A Laureate’s Lot (Issue 92)

When the late Hilary Mantel finished her Wolf Hall trilogy, ending a twelve-year relationship with Thomas Cromwell – and, at one remove, with Henry VIII – she described a state of physical shock akin to bereavement: the same word many people, much less conversant with their own power-brokers, used when Elizabeth II died. On the throne before most were born, her reign metonymically was their lives, and all that had happened or not happened to them in that time.

Republicans lamented the coverage but some still found themselves, along with 33 million others, drawn to the box within the box, not quite sure why they were watching or why, dammit, they felt moved. Female rulers are rare, and long-lived, skilful ones rarer; funerals are faith-based and faith is divisive, so there may never be a bigger funeral for a woman.

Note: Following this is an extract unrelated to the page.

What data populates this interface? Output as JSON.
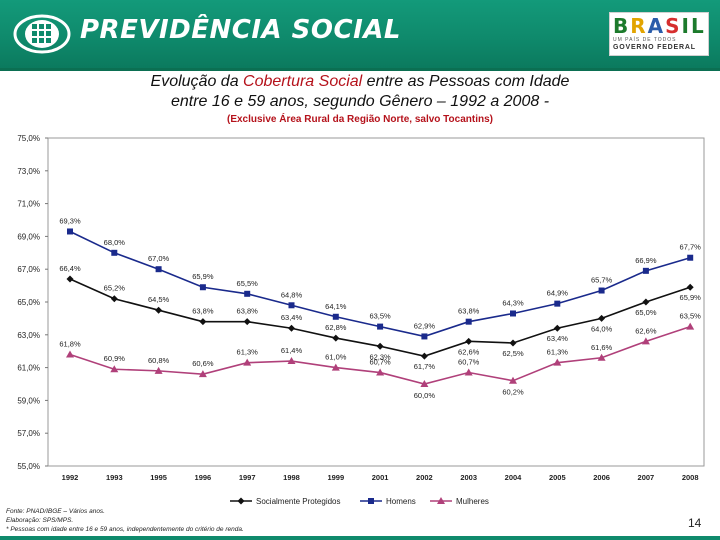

Beyond that, though, was the delayed shock of the pandemic and the millions who had died unattended and without ceremony. We all knew someone. Here was the turnout they deserved. And for the slaughtered on both sides of new, senseless wars – here were their medals, their military honours. Here was grief for the enslaved, homeless, confused and brutalised. Not to mention the species lost in the last 50 years. The victims, animal and human, past and to come, of environmental catastrophe, crass over-consumption.

It is in every monarch’s interest to embody stability, and in that role Elizabeth II – gliding swan-like towards a sluice, feet paddling frantically against the current – was exemplary. At the same time it is in every writer’s interest to posit instability: to flesh out inciting incidents, to expose the mix of character flaws, historic circumstance and what the ancients called fate, inscribed in the stick of rock that is high office. Whatever their politics, writers love a monarch. So much pomp, such a contrast to how most of us live. So much at stake.

Which is what makes a poet laureate’s role tricky. At the top of your game, having made a good fist of Owen’s mantra to ‘warn’, your new high-wire act is to balance establishment expectations against those of readers and potential readers who may want poetry for change. What befalls royals on your watch is the luck of the draw but will be part of your material. The other part will be to flag up what else is as (or more) important. And, if you dare, to make connections.